Labor unions, citizen groups and regulators in financially troubled Appalachian coal regions fear that the downward spiral of the coal industry could lead coal companies "to try to abandon their obligations to fund miners’ pensions and health care benefits and try to escape from their commitments to reclaim mine sites and clean up polluted streams," Ken Ward reports for the Charleston Gazette-Mail.
"Last week, the United Mine Workers union warned that that is exactly what Patriot Coal hopes to do with its proposal to sell certain assets—those without large debts to union benefit funds or more significant long-term pollution liabilities—as part of a restructuring plan being considered in U.S. Bankruptcy Court," Ward writes. "UMW lawyers said the move would give the buyer, Kentucky-based Blackhawk Mining LLC, Patriot’s 'most valuable assets.' Left behind would be less-valuable properties, perhaps without the ability to fund 'significant and unwanted obligations' to reclaim land, pay injured workers, pay retirement and health care and employ miners working under a union contract, the lawyers said."
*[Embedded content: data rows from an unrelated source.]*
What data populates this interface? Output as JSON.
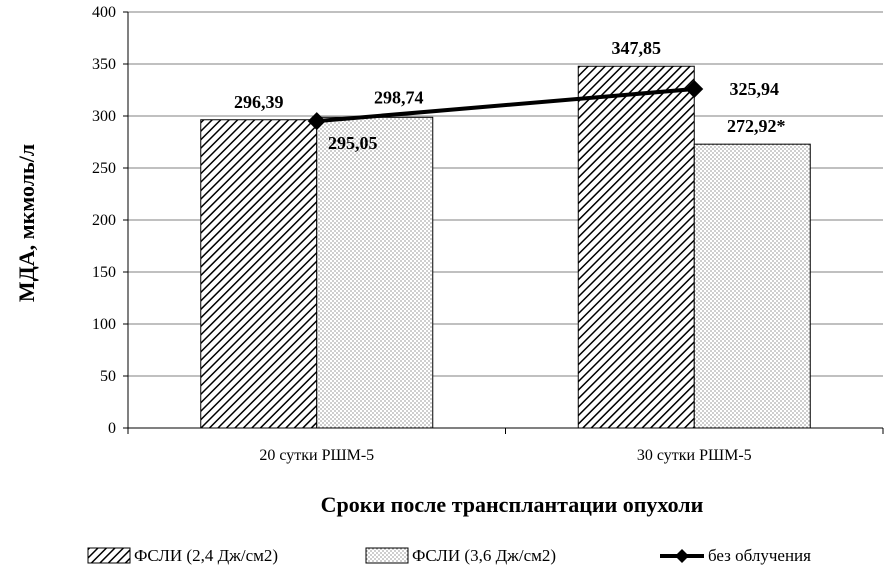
{
  "chart_data": {
    "type": "bar",
    "categories": [
      "20 сутки РШМ-5",
      "30 сутки РШМ-5"
    ],
    "series": [
      {
        "name": "ФСЛИ (2,4 Дж/см2)",
        "kind": "bar",
        "pattern": "diagonal-hatch",
        "values": [
          296.39,
          347.85
        ],
        "labels": [
          "296,39",
          "347,85"
        ]
      },
      {
        "name": "ФСЛИ (3,6 Дж/см2)",
        "kind": "bar",
        "pattern": "dots",
        "values": [
          298.74,
          272.92
        ],
        "labels": [
          "298,74",
          "272,92*"
        ]
      },
      {
        "name": "без облучения",
        "kind": "line",
        "marker": "diamond",
        "values": [
          295.05,
          325.94
        ],
        "labels": [
          "295,05",
          "325,94"
        ]
      }
    ],
    "xlabel": "Сроки после трансплантации опухоли",
    "ylabel": "МДА, мкмоль/л",
    "ylim": [
      0,
      400
    ],
    "yticks": [
      0,
      50,
      100,
      150,
      200,
      250,
      300,
      350,
      400
    ],
    "grid": true,
    "legend_position": "bottom",
    "colors": {
      "bar_stroke": "#000000",
      "line": "#000000",
      "grid": "#808080",
      "background": "#ffffff"
    }
  }
}
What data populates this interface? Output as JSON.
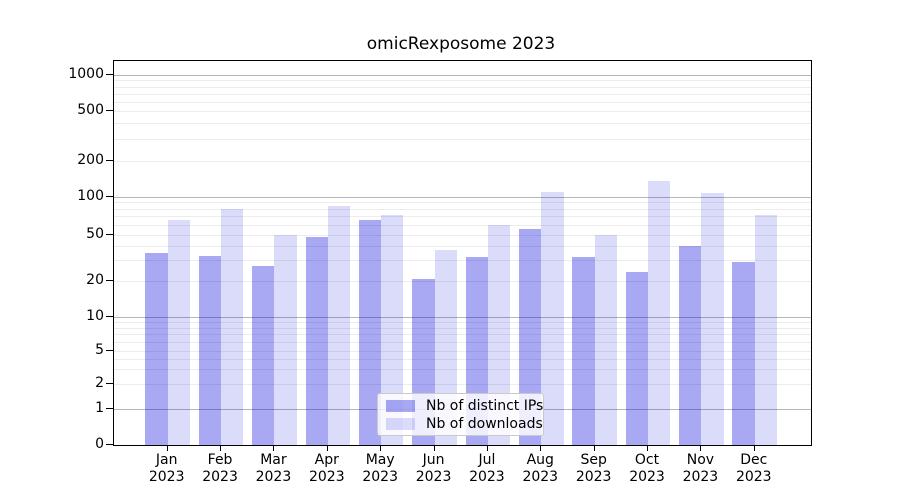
{
  "title": "omicRexposome 2023",
  "y_axis": {
    "tick_labels": [
      "1000",
      "500",
      "200",
      "100",
      "50",
      "20",
      "10",
      "5",
      "2",
      "1",
      "0"
    ],
    "tick_values": [
      1000,
      500,
      200,
      100,
      50,
      20,
      10,
      5,
      2,
      1,
      0
    ]
  },
  "x_axis": {
    "months": [
      "Jan",
      "Feb",
      "Mar",
      "Apr",
      "May",
      "Jun",
      "Jul",
      "Aug",
      "Sep",
      "Oct",
      "Nov",
      "Dec"
    ],
    "year": "2023"
  },
  "legend": {
    "items": [
      {
        "label": "Nb of distinct IPs",
        "color": "rgba(0,0,220,0.34)"
      },
      {
        "label": "Nb of downloads",
        "color": "rgba(0,0,220,0.14)"
      }
    ]
  },
  "colors": {
    "bar_dark": "rgba(0,0,220,0.34)",
    "bar_light": "rgba(0,0,220,0.14)",
    "grid_major": "#b6b6b6",
    "grid_minor": "#ececec"
  },
  "chart_data": {
    "type": "bar",
    "title": "omicRexposome 2023",
    "categories": [
      "Jan 2023",
      "Feb 2023",
      "Mar 2023",
      "Apr 2023",
      "May 2023",
      "Jun 2023",
      "Jul 2023",
      "Aug 2023",
      "Sep 2023",
      "Oct 2023",
      "Nov 2023",
      "Dec 2023"
    ],
    "series": [
      {
        "name": "Nb of distinct IPs",
        "color": "rgba(0,0,220,0.34)",
        "values": [
          35,
          33,
          27,
          48,
          65,
          21,
          32,
          55,
          32,
          24,
          40,
          29
        ]
      },
      {
        "name": "Nb of downloads",
        "color": "rgba(0,0,220,0.14)",
        "values": [
          65,
          79,
          50,
          84,
          71,
          37,
          60,
          109,
          50,
          135,
          108,
          72
        ]
      }
    ],
    "xlabel": "",
    "ylabel": "",
    "yscale": "log-like (linear below 1)",
    "yticks": [
      0,
      1,
      2,
      5,
      10,
      20,
      50,
      100,
      200,
      500,
      1000
    ],
    "ylim": [
      0,
      1000
    ],
    "grid": true,
    "legend_position": "lower center"
  }
}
UMW lawyers said in a court filing opposing Patriot’s proposal: “The losers in this scheme would be the miners who generated profits over the years and the taxpayers of the state of West Virginia, the Commonwealth of Kentucky and the United States, who ultimately pay for the reclamation of the environment and the income replacement for injured and breathless miners."
Alpha Natural Resources, which last week filed for bankruptcy, "provided a long list of the sorts of 'legacy liabilities' that coal producers face: more than $680 million in reclamation obligations; $160 million in water-treatment costs; more than $158 million in black lung benefits; and $600 million of debt to the UMW’s pension plan," Ward writes. "In a vivid illustration of the liabilities that coal companies can leave behind, Alpha said reclamation and worker liabilities for 80 mines it has closed since 2011 already amount to more than $175 million a year."
"While Alpha officials have not yet announced their specific reorganization plans and said in court filings that they are 'not commencing an immediate sale process for their assets,' UMW President Cecil Roberts cautioned in a prepared statement issued the day of the bankruptcy filing that he expects an effort to 'pay off the big banks and other Wall Street investors at the expense of workers, retirees and their communities,'" Ward writes.